A la mi temps un dilemme se pose, …dilemme qui irait changer le cours du match. Ludo qui commence à souffrir la douleur, ne semble pas pouvoir finir le match. Mais on a besoin de lui quelques minutes. L’arbitre n’accepte pas de faire un changement d’arbitre de touche en cours de match.. -pour le coup Morgan- qui étant déjà sacrifié … devra faire maintenant son sacrifice comme joueur et remplacer Ludo en récup, tâche très difficile pour un gardien qui n’est pas du tout habitué. Les choses changeraient au bout de la 50 ème minute. Une balle aérienne depuis le milieu du terrain, atterrît sur l’attaquant qui contrôle bien et met le premier but pour Hosp Course. Un peu de chance et une part de déconcentration. Les condors ont lutté mais ça n’a pas suffit. L’infériorité numérique commence à se sentir sur les jambes. Le milieu du terrain connaît la fatigue, la défense lutte encore. Mais le deuxième but arrive. Une balle aérienne à nouveau, Christian met la tête mais ca part vers l’arrière… jeff qui n’arrive pas sortir à temps.. et l’attaquant (qui ne l’était même pas, et qui avait 50 ans) frappe tout seul à 1m du gardien.

Les condors ont un peu perdu le morale. Confusion, engueulades, disputes par le mauvais arbitrage…l’équipe est tombée dans le jeu qui caractérise bien Hosp. Course. Plus rien à faire, sans jambes, comme des guerriers mais sans moyens, Alex épuisé après une première mi-temps excellente dans laquelle il a même fait un course de 30 mètres jusqu’à la surface dans un exploit défensif.

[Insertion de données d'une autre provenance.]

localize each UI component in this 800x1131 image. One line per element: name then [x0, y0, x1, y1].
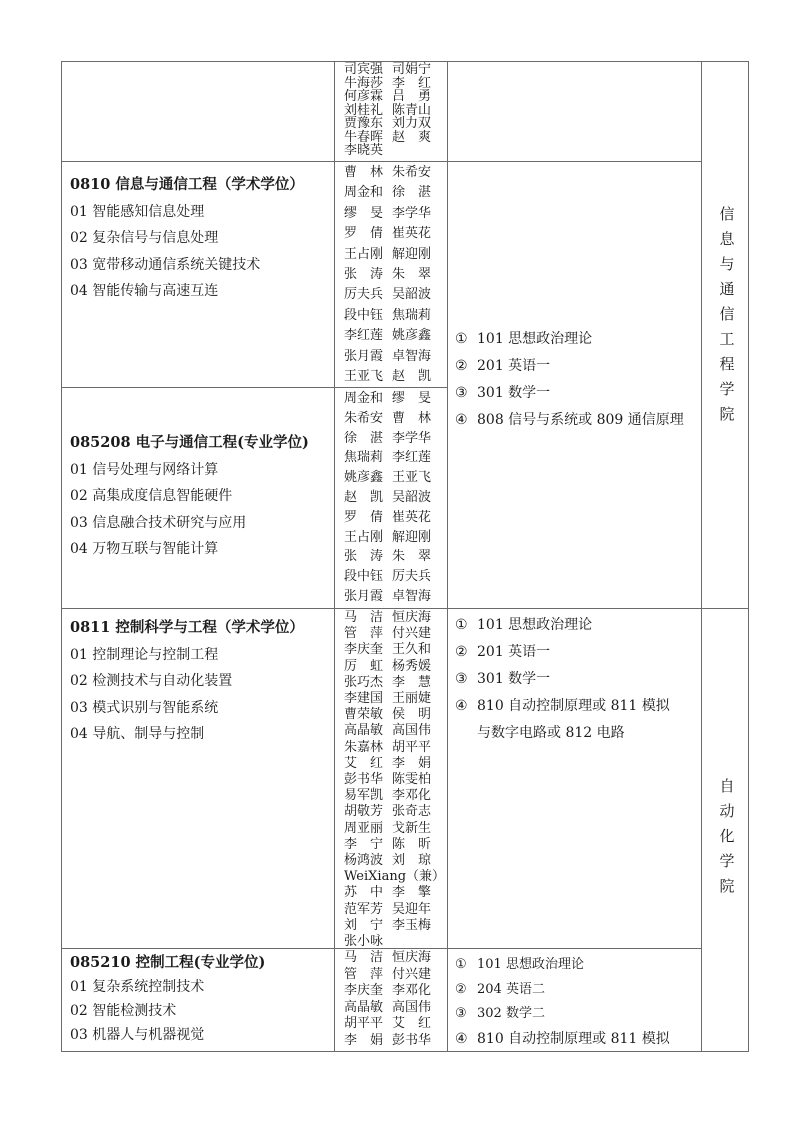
tutor-name: 李邓化 [392, 983, 432, 998]
research-direction: 02 智能检测技术 [70, 1003, 177, 1019]
tutor-name [392, 144, 440, 158]
tutor-name: 姚彦鑫 [392, 328, 432, 344]
circled-number: ② [455, 981, 467, 997]
tutor-name: 彭书华 [392, 1032, 432, 1048]
exam-subject: 302 数学二 [477, 1006, 545, 1021]
tutor-list [335, 162, 447, 387]
college-name: 信息与通信工程学院 [719, 205, 735, 423]
tutor-name: 陈青山 [392, 102, 432, 118]
tutor-name: 周金和 [344, 391, 384, 406]
tutor-name: 苏 中 [344, 885, 384, 901]
research-direction: 04 智能传输与高速互连 [70, 283, 219, 299]
exam-subjects-info [448, 326, 701, 466]
tutor-name: 朱希安 [344, 410, 384, 426]
tutor-name: 刘力双 [392, 116, 432, 131]
exam-subject: 101 思想政治理论 [477, 331, 593, 347]
tutor-name: 刘桂礼 [344, 102, 384, 118]
tutor-name: 胡敬芳 [344, 804, 384, 820]
tutor-name: 恒庆海 [392, 950, 432, 965]
tutor-name: 牛春晖 [344, 129, 384, 145]
tutor-name: 李 擎 [392, 885, 432, 901]
exam-subject: 101 思想政治理论 [477, 957, 584, 972]
exam-subject: 101 思想政治理论 [477, 617, 593, 633]
tutor-name: 陈 昕 [392, 836, 432, 852]
tutor-name [392, 934, 440, 948]
tutor-name: 焦瑞莉 [392, 307, 432, 323]
research-direction: 02 复杂信号与信息处理 [70, 230, 219, 246]
tutor-name: 高国伟 [392, 723, 432, 739]
tutor-name: 周金和 [344, 185, 384, 201]
circled-number: ② [455, 358, 468, 374]
tutor-name: 姚彦鑫 [344, 470, 384, 486]
tutor-name: 侯 明 [392, 707, 432, 723]
tutor-name: 王久和 [392, 642, 432, 658]
enrollment-table [61, 61, 749, 1052]
tutor-name: 李 红 [392, 75, 432, 91]
tutor-name: 付兴建 [392, 626, 432, 642]
tutor-name: 张月霞 [344, 588, 384, 604]
major-cell-0811 [62, 609, 334, 948]
tutor-name: 赵 凯 [344, 489, 384, 505]
tutor-name: 李玉梅 [392, 917, 432, 933]
research-direction: 04 导航、制导与控制 [70, 726, 205, 742]
tutor-name: 卓智海 [392, 348, 432, 364]
major-title: 0811 控制科学与工程（学术学位） [70, 619, 304, 636]
circled-number: ③ [455, 1006, 467, 1021]
tutor-name: 管 萍 [344, 626, 384, 642]
tutor-name: 朱嘉林 [344, 739, 384, 755]
major-title: 085210 控制工程(专业学位) [70, 954, 266, 971]
circled-number: ① [455, 957, 467, 972]
exam-subject: 810 自动控制原理或 811 模拟 [477, 1030, 670, 1047]
tutor-name: 李学华 [392, 205, 432, 221]
major-title: 0810 信息与通信工程（学术学位） [70, 176, 304, 193]
major-cell-0810 [62, 162, 334, 387]
tutor-name: 管 萍 [344, 966, 384, 982]
tutor-list [335, 949, 447, 1051]
exam-subject: 301 数学一 [477, 671, 551, 687]
tutor-name: 吕 勇 [392, 89, 432, 104]
exam-subjects-0811 [448, 609, 701, 948]
tutor-name: 解迎刚 [392, 529, 432, 545]
exam-subject: 810 自动控制原理或 811 模拟 [477, 698, 670, 714]
tutor-list [335, 388, 447, 608]
exam-subjects-085210 [448, 949, 701, 1051]
tutor-name: 段中钰 [344, 307, 384, 323]
exam-subject-continued: 与数字电路或 812 电路 [477, 725, 625, 741]
tutor-name: 司宾强 [344, 62, 384, 77]
tutor-name: 艾 红 [392, 1016, 432, 1031]
tutor-name: 张小咏 [344, 934, 384, 948]
tutor-name: 缪 旻 [392, 391, 432, 406]
tutor-name: 罗 倩 [344, 509, 384, 525]
major-title: 085208 电子与通信工程(专业学位) [70, 434, 309, 451]
tutor-name: 周亚丽 [344, 820, 384, 836]
tutor-name: 贾豫东 [344, 116, 384, 131]
tutor-name: 杨秀媛 [392, 658, 432, 674]
circled-number: ④ [455, 698, 468, 714]
circled-number: ③ [455, 671, 468, 687]
tutor-name: 王丽婕 [392, 691, 432, 707]
tutor-name: 李 慧 [392, 674, 432, 690]
tutor-name: 王亚飞 [344, 369, 384, 385]
tutor-name: 陈雯柏 [392, 772, 432, 788]
tutor-name: 高晶敏 [344, 999, 384, 1015]
tutor-name: 王占刚 [344, 529, 384, 545]
major-cell-085210 [62, 949, 334, 1051]
tutor-name: 罗 倩 [344, 226, 384, 242]
research-direction: 01 信号处理与网络计算 [70, 461, 219, 478]
tutor-name: 范军芳 [344, 901, 384, 917]
circled-number: ④ [455, 1030, 468, 1047]
tutor-name: 刘 宁 [344, 917, 384, 933]
tutor-name: 马 洁 [344, 610, 384, 625]
circled-number: ① [455, 617, 468, 633]
tutor-name: 李 娟 [344, 1032, 384, 1048]
major-cell-085208 [62, 388, 334, 608]
tutor-name: 杨鸿波 [344, 853, 384, 869]
tutor-name: 卓智海 [392, 588, 432, 604]
tutor-name: 赵 凯 [392, 369, 432, 385]
exam-subject: 808 信号与系统或 809 通信原理 [477, 412, 684, 428]
exam-subject: 204 英语二 [477, 981, 545, 997]
tutor-name: 司娟宁 [392, 62, 432, 77]
tutor-name: 曹 林 [344, 165, 384, 180]
research-direction: 02 检测技术与自动化装置 [70, 673, 233, 689]
tutor-name: 厉 虹 [344, 658, 384, 674]
tutor-name: 段中钰 [344, 569, 384, 585]
tutor-name: 刘 琼 [392, 853, 432, 869]
tutor-name: 何彦霖 [344, 89, 384, 104]
research-direction: 04 万物互联与智能计算 [70, 541, 219, 557]
research-direction: 02 高集成度信息智能硬件 [70, 488, 233, 504]
tutor-name: 徐 湛 [392, 185, 432, 201]
tutor-name: 张奇志 [392, 804, 432, 820]
tutor-list [335, 609, 447, 948]
research-direction: 03 机器人与机器视觉 [70, 1027, 205, 1043]
tutor-name: 付兴建 [392, 966, 432, 982]
exam-subject: 301 数学一 [477, 385, 551, 401]
table-border-bottom [61, 1051, 749, 1052]
tutor-name: 恒庆海 [392, 610, 432, 625]
tutor-name: 张 涛 [344, 267, 384, 283]
exam-subject: 201 英语一 [477, 644, 551, 660]
college-name: 自动化学院 [719, 777, 735, 895]
tutor-name: 张巧杰 [344, 674, 384, 690]
tutor-name: 张 涛 [344, 549, 384, 565]
tutor-list [335, 62, 447, 161]
research-direction: 01 智能感知信息处理 [70, 203, 205, 220]
research-direction: 01 复杂系统控制技术 [70, 979, 205, 995]
research-direction: 03 模式识别与智能系统 [70, 699, 219, 716]
tutor-name: 李晓英 [344, 143, 384, 158]
exam-subject: 201 英语一 [477, 358, 551, 374]
tutor-name: 李红莲 [392, 450, 432, 466]
tutor-name: 李 宁 [344, 836, 384, 852]
tutor-name: 赵 爽 [392, 129, 432, 145]
tutor-name: 李建国 [344, 691, 384, 707]
tutor-name: 吴迎年 [392, 901, 432, 917]
tutor-name: 易军凯 [344, 788, 384, 804]
tutor-name: 曹荣敏 [344, 707, 384, 723]
tutor-name: 李红莲 [344, 328, 384, 344]
tutor-name: 王占刚 [344, 246, 384, 262]
tutor-name: 彭书华 [344, 772, 384, 788]
tutor-name: 崔英花 [392, 226, 432, 242]
tutor-name: 李庆奎 [344, 642, 384, 658]
college-cell-info-comm [702, 202, 748, 432]
tutor-name: 厉夫兵 [344, 287, 384, 303]
tutor-name: 张月霞 [344, 348, 384, 364]
tutor-name: 缪 旻 [344, 205, 384, 221]
tutor-name: 艾 红 [344, 755, 384, 771]
tutor-name: 崔英花 [392, 509, 432, 525]
tutor-name: 李 娟 [392, 755, 432, 771]
tutor-name: 李庆奎 [344, 983, 384, 998]
tutor-name: 胡平平 [392, 739, 432, 755]
tutor-name: 王亚飞 [392, 470, 432, 486]
tutor-name: 焦瑞莉 [344, 450, 384, 466]
tutor-name: 马 洁 [344, 950, 384, 965]
tutor-name: 曹 林 [392, 410, 432, 426]
college-cell-automation [702, 609, 748, 1051]
research-direction: 03 宽带移动通信系统关键技术 [70, 256, 261, 273]
tutor-name: 牛海莎 [344, 75, 384, 91]
circled-number: ② [455, 644, 468, 660]
tutor-name: 吴韶波 [392, 287, 432, 303]
tutor-name: 厉夫兵 [392, 569, 432, 585]
tutor-name: 朱 翠 [392, 267, 432, 283]
tutor-name: 朱 翠 [392, 549, 432, 565]
tutor-name: 徐 湛 [344, 430, 384, 446]
table-border-right [748, 61, 749, 1052]
tutor-name: 戈新生 [392, 820, 432, 836]
tutor-name: 胡平平 [344, 1016, 384, 1031]
tutor-name: 解迎刚 [392, 246, 432, 262]
research-direction: 01 控制理论与控制工程 [70, 646, 219, 663]
tutor-name: 李邓化 [392, 788, 432, 804]
tutor-name: 朱希安 [392, 165, 432, 180]
research-direction: 03 信息融合技术研究与应用 [70, 514, 247, 531]
tutor-name: 高国伟 [392, 999, 432, 1015]
tutor-name: WeiXiang（兼） [344, 869, 446, 885]
circled-number: ④ [455, 412, 468, 428]
tutor-name: 李学华 [392, 430, 432, 446]
tutor-name: 高晶敏 [344, 723, 384, 739]
tutor-name: 吴韶波 [392, 489, 432, 505]
circled-number: ③ [455, 385, 468, 401]
circled-number: ① [455, 331, 468, 347]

Les minutes ont été longues… et le coup de siffle final annonça une défaite que l’équipe ne méritait pas.

Beaucoup de leçons à tirer… mais il est important de remarquer également les progrès. On a vu retrouvé un esprit d’équipe dans l’adversité, une cohésion, qui s’est traduit par une équipe soudée. La base commence à se construire… le jeu est à développer et ils manquent surtout ces points pour remonter le morale. Car les Condors méritaient mieux.